The complexion of the Buccaneers’ staff makes it an outlier. Arians constructed it deliberately, even if he often says he merely sought to hire the best coaches. The Bucs are diverse along racial, gender and age lines — their coaches range from 82-year-old offensive assistant Tom Moore to 31-year-old defensive assistant Keith Tandy.

“As far as the women, it was time,” Arians said. “It was time for that door to be knocked down to allow them because they’ve put in the time and they’re very, very qualified. The ones we have are overly qualified. As far as race, that was not by design.
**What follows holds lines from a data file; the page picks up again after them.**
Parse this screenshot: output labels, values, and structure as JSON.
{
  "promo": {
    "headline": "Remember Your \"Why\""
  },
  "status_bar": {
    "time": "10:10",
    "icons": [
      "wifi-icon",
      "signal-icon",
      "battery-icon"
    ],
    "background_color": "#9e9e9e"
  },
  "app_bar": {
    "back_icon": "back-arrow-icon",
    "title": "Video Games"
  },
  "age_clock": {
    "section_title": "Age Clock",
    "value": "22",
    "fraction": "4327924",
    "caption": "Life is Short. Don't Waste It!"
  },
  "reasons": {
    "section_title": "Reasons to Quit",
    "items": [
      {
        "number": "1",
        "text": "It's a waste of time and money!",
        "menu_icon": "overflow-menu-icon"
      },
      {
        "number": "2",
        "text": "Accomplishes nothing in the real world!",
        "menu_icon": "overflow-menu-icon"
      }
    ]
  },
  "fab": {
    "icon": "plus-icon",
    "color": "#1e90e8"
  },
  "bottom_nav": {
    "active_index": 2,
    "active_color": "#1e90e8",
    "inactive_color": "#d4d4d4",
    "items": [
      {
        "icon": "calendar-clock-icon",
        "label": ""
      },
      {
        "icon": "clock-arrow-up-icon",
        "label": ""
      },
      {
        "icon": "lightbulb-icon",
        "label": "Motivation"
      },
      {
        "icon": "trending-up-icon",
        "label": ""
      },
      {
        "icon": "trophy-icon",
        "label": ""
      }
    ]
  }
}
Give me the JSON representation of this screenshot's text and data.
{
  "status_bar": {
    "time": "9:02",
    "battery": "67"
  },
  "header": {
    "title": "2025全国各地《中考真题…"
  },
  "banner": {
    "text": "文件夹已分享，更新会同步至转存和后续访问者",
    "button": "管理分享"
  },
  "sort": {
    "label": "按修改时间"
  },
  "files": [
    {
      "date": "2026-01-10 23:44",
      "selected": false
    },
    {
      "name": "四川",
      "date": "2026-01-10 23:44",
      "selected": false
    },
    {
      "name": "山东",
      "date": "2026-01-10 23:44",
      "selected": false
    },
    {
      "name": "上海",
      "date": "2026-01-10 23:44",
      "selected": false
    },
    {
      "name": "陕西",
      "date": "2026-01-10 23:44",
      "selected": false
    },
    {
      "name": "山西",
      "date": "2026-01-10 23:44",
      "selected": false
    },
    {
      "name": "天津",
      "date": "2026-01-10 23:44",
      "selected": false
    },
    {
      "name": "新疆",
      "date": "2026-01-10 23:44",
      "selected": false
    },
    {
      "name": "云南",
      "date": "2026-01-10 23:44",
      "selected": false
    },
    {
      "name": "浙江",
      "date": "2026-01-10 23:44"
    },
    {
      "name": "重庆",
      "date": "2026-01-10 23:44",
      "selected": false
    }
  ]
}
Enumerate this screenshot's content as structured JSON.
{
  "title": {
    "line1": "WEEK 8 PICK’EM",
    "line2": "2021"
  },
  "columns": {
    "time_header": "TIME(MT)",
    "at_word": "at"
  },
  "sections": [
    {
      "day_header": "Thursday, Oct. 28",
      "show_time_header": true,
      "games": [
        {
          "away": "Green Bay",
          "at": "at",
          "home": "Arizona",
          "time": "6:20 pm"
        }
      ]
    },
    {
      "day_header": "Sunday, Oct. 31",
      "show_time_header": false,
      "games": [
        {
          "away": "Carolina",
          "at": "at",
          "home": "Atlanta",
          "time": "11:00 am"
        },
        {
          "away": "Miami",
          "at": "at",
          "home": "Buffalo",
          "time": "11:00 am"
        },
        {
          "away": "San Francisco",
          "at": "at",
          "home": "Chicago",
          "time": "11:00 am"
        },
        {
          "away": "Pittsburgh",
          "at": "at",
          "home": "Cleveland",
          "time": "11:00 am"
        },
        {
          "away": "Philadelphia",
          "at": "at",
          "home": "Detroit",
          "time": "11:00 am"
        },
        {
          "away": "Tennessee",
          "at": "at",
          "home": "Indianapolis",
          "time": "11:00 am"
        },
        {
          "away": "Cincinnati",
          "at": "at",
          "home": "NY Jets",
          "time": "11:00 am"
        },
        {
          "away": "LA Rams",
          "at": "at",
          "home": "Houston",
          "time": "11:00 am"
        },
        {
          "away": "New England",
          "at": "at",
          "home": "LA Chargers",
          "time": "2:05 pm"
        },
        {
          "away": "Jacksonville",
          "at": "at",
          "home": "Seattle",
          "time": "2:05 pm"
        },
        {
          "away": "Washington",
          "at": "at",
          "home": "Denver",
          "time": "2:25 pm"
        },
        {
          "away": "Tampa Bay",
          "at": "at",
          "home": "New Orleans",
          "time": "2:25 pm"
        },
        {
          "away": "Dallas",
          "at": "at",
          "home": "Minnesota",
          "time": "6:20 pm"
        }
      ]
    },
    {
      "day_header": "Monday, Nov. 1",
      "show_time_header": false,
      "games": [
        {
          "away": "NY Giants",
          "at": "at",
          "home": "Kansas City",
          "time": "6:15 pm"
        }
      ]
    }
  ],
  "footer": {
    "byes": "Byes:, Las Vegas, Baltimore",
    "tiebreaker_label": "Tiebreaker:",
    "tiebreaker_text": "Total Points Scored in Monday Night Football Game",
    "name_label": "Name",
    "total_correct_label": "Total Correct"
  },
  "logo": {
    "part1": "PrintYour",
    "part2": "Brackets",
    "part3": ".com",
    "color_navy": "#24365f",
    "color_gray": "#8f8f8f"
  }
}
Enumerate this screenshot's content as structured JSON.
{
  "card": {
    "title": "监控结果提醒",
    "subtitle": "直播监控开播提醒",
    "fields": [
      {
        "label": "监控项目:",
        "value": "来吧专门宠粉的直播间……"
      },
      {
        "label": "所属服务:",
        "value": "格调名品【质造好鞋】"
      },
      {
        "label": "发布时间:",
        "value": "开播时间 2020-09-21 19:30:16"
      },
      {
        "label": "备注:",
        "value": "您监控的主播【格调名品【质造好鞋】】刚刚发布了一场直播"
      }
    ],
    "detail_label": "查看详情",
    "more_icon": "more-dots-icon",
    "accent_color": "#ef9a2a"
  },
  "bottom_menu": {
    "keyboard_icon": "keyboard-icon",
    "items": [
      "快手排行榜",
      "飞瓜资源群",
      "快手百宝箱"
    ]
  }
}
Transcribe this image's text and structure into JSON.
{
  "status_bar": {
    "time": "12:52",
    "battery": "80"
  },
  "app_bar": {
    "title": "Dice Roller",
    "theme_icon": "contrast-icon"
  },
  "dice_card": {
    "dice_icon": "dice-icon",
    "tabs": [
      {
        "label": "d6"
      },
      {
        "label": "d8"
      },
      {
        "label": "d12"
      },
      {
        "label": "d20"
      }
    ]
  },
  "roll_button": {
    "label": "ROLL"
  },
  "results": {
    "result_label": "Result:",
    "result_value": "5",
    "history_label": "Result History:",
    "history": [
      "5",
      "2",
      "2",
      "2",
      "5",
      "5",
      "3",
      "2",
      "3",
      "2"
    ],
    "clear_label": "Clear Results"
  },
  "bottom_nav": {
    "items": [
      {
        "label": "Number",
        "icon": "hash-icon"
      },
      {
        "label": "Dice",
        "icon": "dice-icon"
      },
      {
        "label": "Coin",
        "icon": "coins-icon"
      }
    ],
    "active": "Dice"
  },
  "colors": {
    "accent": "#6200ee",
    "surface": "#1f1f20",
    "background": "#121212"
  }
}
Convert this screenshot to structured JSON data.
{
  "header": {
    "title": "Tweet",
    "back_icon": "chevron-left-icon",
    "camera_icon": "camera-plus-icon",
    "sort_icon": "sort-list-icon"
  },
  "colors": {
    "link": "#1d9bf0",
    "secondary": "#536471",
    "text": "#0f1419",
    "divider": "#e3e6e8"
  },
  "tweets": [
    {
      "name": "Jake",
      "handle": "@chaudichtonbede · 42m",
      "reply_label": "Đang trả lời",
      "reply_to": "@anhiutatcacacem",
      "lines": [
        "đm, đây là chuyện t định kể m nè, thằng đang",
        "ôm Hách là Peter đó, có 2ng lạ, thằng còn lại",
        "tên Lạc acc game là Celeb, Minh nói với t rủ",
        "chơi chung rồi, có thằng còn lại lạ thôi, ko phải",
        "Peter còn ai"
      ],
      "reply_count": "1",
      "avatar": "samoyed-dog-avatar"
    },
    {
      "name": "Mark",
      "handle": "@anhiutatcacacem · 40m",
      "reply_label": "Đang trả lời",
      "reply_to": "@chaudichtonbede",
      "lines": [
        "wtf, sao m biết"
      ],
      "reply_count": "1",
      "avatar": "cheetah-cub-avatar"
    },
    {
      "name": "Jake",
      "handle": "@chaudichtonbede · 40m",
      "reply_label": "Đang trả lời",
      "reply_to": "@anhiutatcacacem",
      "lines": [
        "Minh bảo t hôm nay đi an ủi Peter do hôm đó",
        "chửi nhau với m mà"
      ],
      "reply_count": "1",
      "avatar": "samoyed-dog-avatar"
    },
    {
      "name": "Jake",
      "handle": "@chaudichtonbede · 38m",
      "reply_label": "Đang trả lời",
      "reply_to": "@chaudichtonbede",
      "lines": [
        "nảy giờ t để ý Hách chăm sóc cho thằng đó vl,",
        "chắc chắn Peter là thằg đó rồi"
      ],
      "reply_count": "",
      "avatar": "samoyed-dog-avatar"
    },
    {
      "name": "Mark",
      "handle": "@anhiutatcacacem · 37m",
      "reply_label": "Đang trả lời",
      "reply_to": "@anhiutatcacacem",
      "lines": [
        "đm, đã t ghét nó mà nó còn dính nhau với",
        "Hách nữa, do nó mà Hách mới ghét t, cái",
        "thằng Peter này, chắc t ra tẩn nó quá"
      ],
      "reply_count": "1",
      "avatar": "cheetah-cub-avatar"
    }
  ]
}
Those are the best coaches I know.

“But to hear voices in a staff meeting that aren’t the same, don’t look alike, but they all have input, you get better output. For the players, the same thing. Not hearing the same thing over and over, to hear it from different people, different ages and every kind of ethic group there is, and male and female, I think our players learn from that. And I know I do.”

The Buccaneers are less an advertisement for the cause of diversity than an example of diversity’s power when wielded appropriately. Diversity does not make them better people. It makes them a better football team.

“Diverse workplaces correlate with better performance and outcomes in a wide range of industries,” said Brooklyn Law School professor Jodi Balsam, who worked as a lawyer for the NFL from 1996 to 2004. “That’s been a subject of study for some years now. My second observable phenomenon emanates from the belief that in sports that correlation between diversity and performance may be stronger because a significant majority of the athlete workforce is Black or persons of color.”

Armstrong recalled his days as a college player, when coaching staffs tended to have one Black assistant coach on each side of the ball. “If you didn’t play for that specific position coach, you really weren’t around him much,” Armstrong said. “We’ve got a lot of diversity here. As a young coach and a young player, you have somebody to look up to.”

Culture is a crucial factor in unlocking the benefits of diversity, Balsam said. If coaches do not feel empowered, their voices and viewpoints will be wasted. Arians hires people he trusts and delegates.

“If you put great people around, it’s contagious,” second-year linebacker Devin White said. “Everybody feeds off one another. People might think, ‘Oh, they got women on the staff, but they’re on there just to say they’re on there.’ I learn from Coach Loc every day. … I feel like they all play a huge role in the success we’re having, and I’m so thankful for them to be on our staff.”

Leftwich’s position stands out because of how few Black coaches have been granted the opportunity to run an offense. When the Houston Texans hired David Culley, he became only the sixth Black head coach in the modern era who came from the offensive side of the ball. This season, Leftwich and Bieniemy were the only two Black offensive coordinators in the NFL, a fact not lost on the participants.

“First of all, we’re all in the Super Bowl together, so that says a lot about what we’ve accomplished together,” Bieniemy said. “That just goes to show you, there are great coaches in this league, and plenty more need to be given those same opportunities and given those same windows to go through.”

The Buccaneers’ success could help. Arians’s staff has shown what equitable hiring can lead to. Most of the league is chasing their success. Part of their success owes to identifying and investing in coaches such as Leftwich.

“I don’t know if I’ve been a part of anything like this,” Leftwich said. “This is unique. This is different. This is not the norm of how this league and how the coaching staff looks across the league. It’s a blessing that BA has this view that he has. I just hope no one believes that he’s just giving us anything. If you know him, you know he’s not giving you anything. You got to earn everything you get from him.”

Leftwich has earned his way nearly to the top of his profession. Headen, the high school coach, believes the boy he once identified as a quarterback will be an NFL head coach someday. In short order, he has already become a play caller worthy of the Super Bowl, a vital leader in a league that needs him. All these years later, Leftwich is still making the most of the opportunities that come rolling his way.